= Concept and object =

Philosophical distinction by Gottlob Frege

In the philosophy of language, the distinction between concept and object is attributable to the German philosopher Gottlob Frege in 1892 (in his paper "Concept and Object"; German: "Über Begriff und Gegenstand").

==Overview==
According to Frege, any sentence that expresses a singular thought consists of an expression (a proper name or a general term plus the definite article) that signifies an object together with a predicate (the copula "is", plus a general term accompanied by the indefinite article or an adjective) that signifies a concept. Thus "Socrates is a philosopher" consists of "Socrates", which signifies the object Socrates, and "is a philosopher", which signifies the concept of being a philosopher.

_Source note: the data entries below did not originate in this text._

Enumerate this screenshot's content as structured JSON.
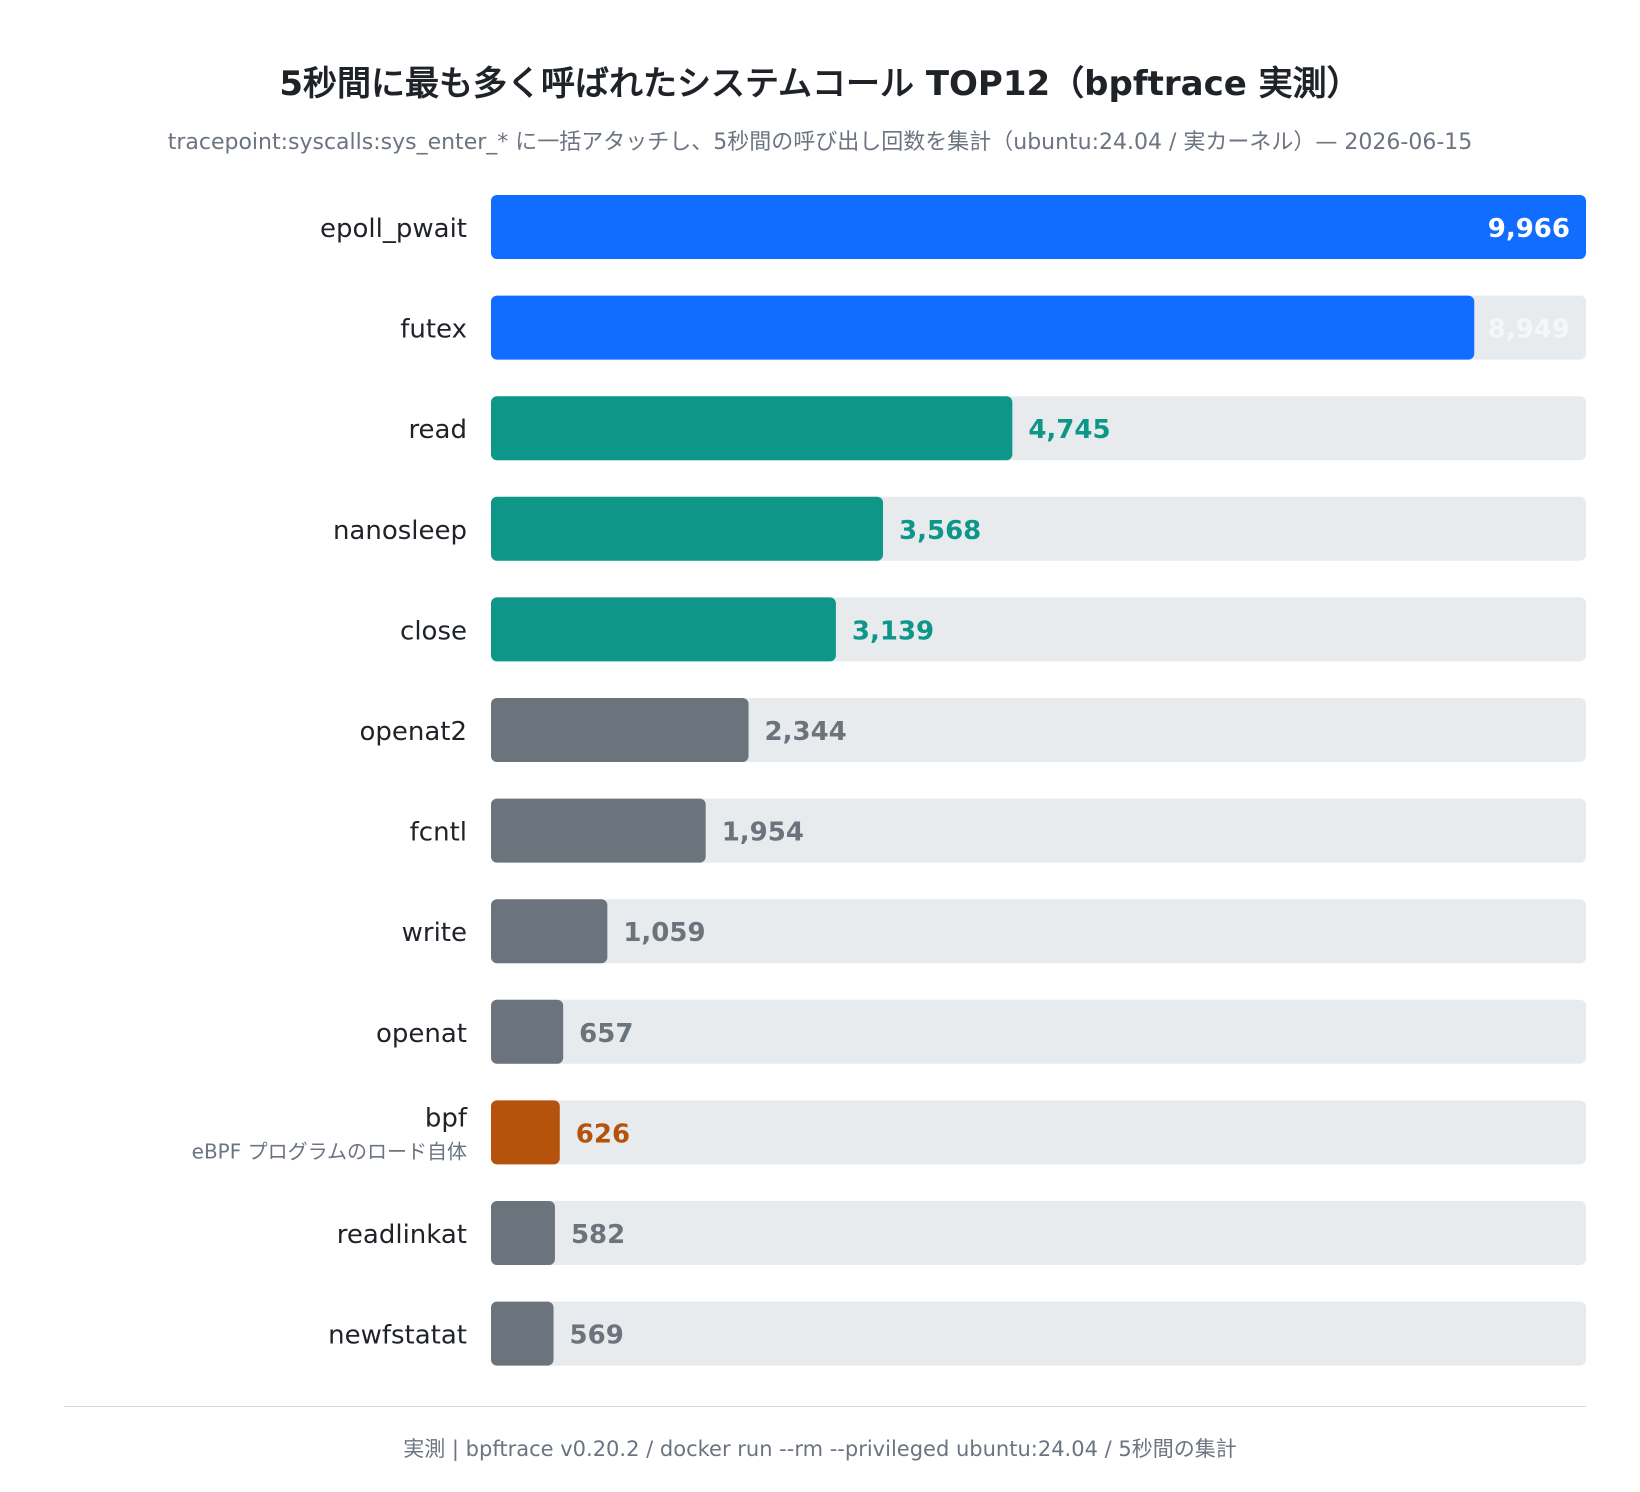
{
  "chart_data": {
    "type": "bar",
    "orientation": "horizontal",
    "title": "5秒間に最も多く呼ばれたシステムコール TOP12（bpftrace 実測）",
    "subtitle": "tracepoint:syscalls:sys_enter_* に一括アタッチし、5秒間の呼び出し回数を集計（ubuntu:24.04 / 実カーネル）— 2026-06-15",
    "categories": [
      "epoll_pwait",
      "futex",
      "read",
      "nanosleep",
      "close",
      "openat2",
      "fcntl",
      "write",
      "openat",
      "bpf",
      "readlinkat",
      "newfstatat"
    ],
    "values": [
      9966,
      8949,
      4745,
      3568,
      3139,
      2344,
      1954,
      1059,
      657,
      626,
      582,
      569
    ],
    "value_labels": [
      "9,966",
      "8,949",
      "4,745",
      "3,568",
      "3,139",
      "2,344",
      "1,954",
      "1,059",
      "657",
      "626",
      "582",
      "569"
    ],
    "annotations": {
      "bpf": "eBPF プログラムのロード自体"
    },
    "groups": [
      "top",
      "top",
      "high",
      "high",
      "high",
      "other",
      "other",
      "other",
      "other",
      "bpf",
      "other",
      "other"
    ],
    "xlim": [
      0,
      9966
    ],
    "grid": false,
    "legend": "none",
    "colors": {
      "top": "#116dff",
      "high": "#0e9688",
      "other": "#6b737d",
      "bpf": "#b5520c",
      "track": "#e8ebee",
      "label_on_bar": "#ffffff",
      "label_on_track": "#f4f6f8"
    }
  },
  "footer": "実測 | bpftrace v0.20.2 / docker run --rm --privileged ubuntu:24.04 / 5秒間の集計"
}
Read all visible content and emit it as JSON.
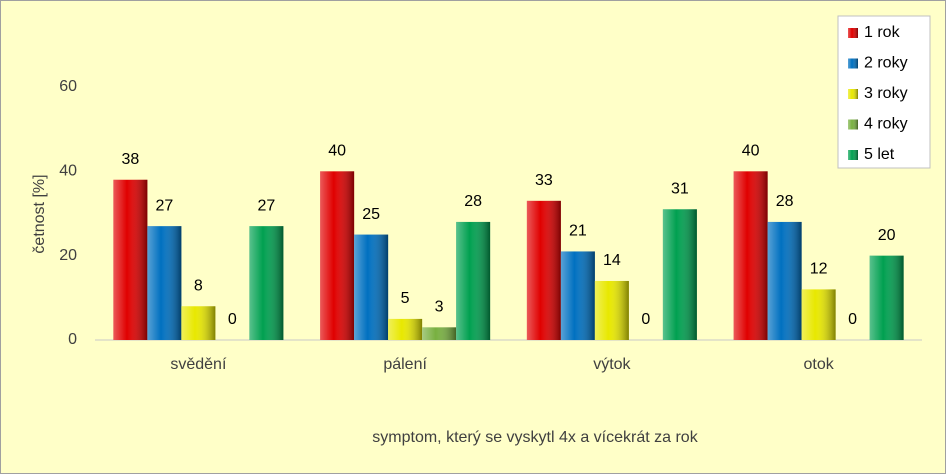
{
  "chart_data": {
    "type": "bar",
    "x_label": "symptom, který se vyskytl 4x a vícekrát za rok",
    "y_label": "četnost [%]",
    "categories": [
      "svědění",
      "pálení",
      "výtok",
      "otok"
    ],
    "series": [
      {
        "name": "1 rok",
        "color": "#e00000",
        "values": [
          38,
          40,
          33,
          40
        ]
      },
      {
        "name": "2 roky",
        "color": "#0070c0",
        "values": [
          27,
          25,
          21,
          28
        ]
      },
      {
        "name": "3 roky",
        "color": "#e8e800",
        "values": [
          8,
          5,
          14,
          12
        ]
      },
      {
        "name": "4 roky",
        "color": "#78b040",
        "values": [
          0,
          3,
          0,
          0
        ]
      },
      {
        "name": "5 let",
        "color": "#00a050",
        "values": [
          27,
          28,
          31,
          20
        ]
      }
    ],
    "ylim": [
      0,
      60
    ],
    "yticks": [
      0,
      20,
      40,
      60
    ],
    "grid": false,
    "legend": "top-right"
  }
}
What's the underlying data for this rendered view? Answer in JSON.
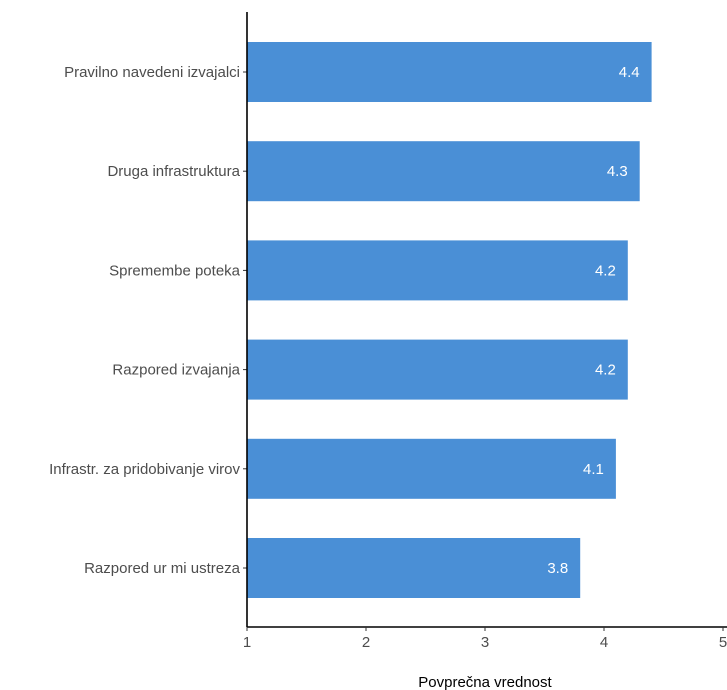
{
  "chart_data": {
    "type": "bar",
    "orientation": "horizontal",
    "categories": [
      "Pravilno navedeni izvajalci",
      "Druga infrastruktura",
      "Spremembe poteka",
      "Razpored izvajanja",
      "Infrastr. za pridobivanje virov",
      "Razpored ur mi ustreza"
    ],
    "values": [
      4.4,
      4.3,
      4.2,
      4.2,
      4.1,
      3.8
    ],
    "data_labels": [
      "4.4",
      "4.3",
      "4.2",
      "4.2",
      "4.1",
      "3.8"
    ],
    "xlabel": "Povprečna vrednost",
    "ylabel": "",
    "xlim": [
      1,
      5
    ],
    "x_ticks": [
      1,
      2,
      3,
      4,
      5
    ],
    "x_tick_labels": [
      "1",
      "2",
      "3",
      "4",
      "5"
    ],
    "bar_color": "#4a8fd6",
    "grid": false
  }
}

The distinction was of fundamental importance to the development of logic and mathematics. Frege's distinction helped to clarify the notions of a set, of the membership relation between element and set, and of empty and infinite sets. However, Frege's conception of a class (in his terminology an extension of a concept) differs from the current iterative conception of a set.

Frege's distinction leads to the famous difficulty or "awkwardness of language" that some expressions which purport to signify a concept — Frege's example is "the concept horse" — are grammatically expressions that by his criterion signify an object. Thus "the concept horse is not a concept, whereas the city of Berlin is a city."

Anthony Kenny sought to justify the distinction, other philosophers such as Hartley Slater and Crispin Wright have argued that the distinguished category of entity cannot be associated with predication in the way that individual objects are associated with the use of singular terms.